How to Read a Legislative Bill

To help LWVGO members and community members to be active participants in the Nebraska legislature, we’re publishing guides to following our state senators’ activities in a series called Unicameral 101.

To kick this series off, see LWVGO Policy Director Peggy Adair’s guide to reading bills below.

The easiest way for a novice to learn how the legislature works is to pick one or two bills of interest and follow those bills through the process. Our legislature’s website,, is very user-friendly and contains a wealth of information. To pick a bill, one can type in keywords on the “search bills and laws” page and bills will pop up that one can then read to determine if they are of interest.

To follow a bill, type in the bill number on the upper right side of the legislature’s home page. All of the information regarding that bill will pop up, including the name of the introducing senator, the committee assignment of the bill, the complete copy of the bill, any amendments, and where the bill is in the process.

Once you start looking at bills, you’ll notice that legislative bills have three styles of language, described below.

1) Language in current state statutes is displayed in regular type:

Cities of the metropolitan class shall have power by ordinance: … to prevent or regulate the rolling of hoops, playing of ball, flying of kites, the riding of bicycles or tricycles, or any other amusement or practice having a tendency to annoy persons passing in the streets or on the sidewalks or to frighten teams of horses; to regulate the use of vehicles propelled by steam, gas electricity or other motive power, operated on the streets of the city.  

(Ne. Rev.
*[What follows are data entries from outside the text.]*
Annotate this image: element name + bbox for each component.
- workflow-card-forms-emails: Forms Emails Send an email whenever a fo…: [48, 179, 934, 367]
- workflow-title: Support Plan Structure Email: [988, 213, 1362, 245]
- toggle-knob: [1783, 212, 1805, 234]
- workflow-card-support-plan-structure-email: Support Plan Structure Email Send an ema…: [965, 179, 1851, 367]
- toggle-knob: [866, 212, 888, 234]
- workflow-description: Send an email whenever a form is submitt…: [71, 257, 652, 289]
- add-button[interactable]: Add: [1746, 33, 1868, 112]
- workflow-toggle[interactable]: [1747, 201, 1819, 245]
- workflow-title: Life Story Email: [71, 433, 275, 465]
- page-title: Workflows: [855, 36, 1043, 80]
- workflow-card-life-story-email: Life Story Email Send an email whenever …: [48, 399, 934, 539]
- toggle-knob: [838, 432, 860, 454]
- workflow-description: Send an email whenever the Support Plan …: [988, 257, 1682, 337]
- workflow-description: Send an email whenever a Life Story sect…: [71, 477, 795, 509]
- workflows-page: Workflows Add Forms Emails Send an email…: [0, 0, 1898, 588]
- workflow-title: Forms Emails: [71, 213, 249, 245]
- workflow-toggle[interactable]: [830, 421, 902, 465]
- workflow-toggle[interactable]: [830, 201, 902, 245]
St. 14-102)

2) Language the introducing senator wants to add to current state statutes is displayed in underlined type:

(1) Body-worn camera means a device worn by a peace office in uniform which has the capability to record both audio and video of an interaction between a peace officer and a member of the public but does not include any device used by an undercover officer;


3) Language the introducing senator wants to be stricken from current state statutes is displayed in strikethrough type:

The counsel of the state, your own and your fellows, you shall keep secret, unless called on in a court of justice to make disclosures.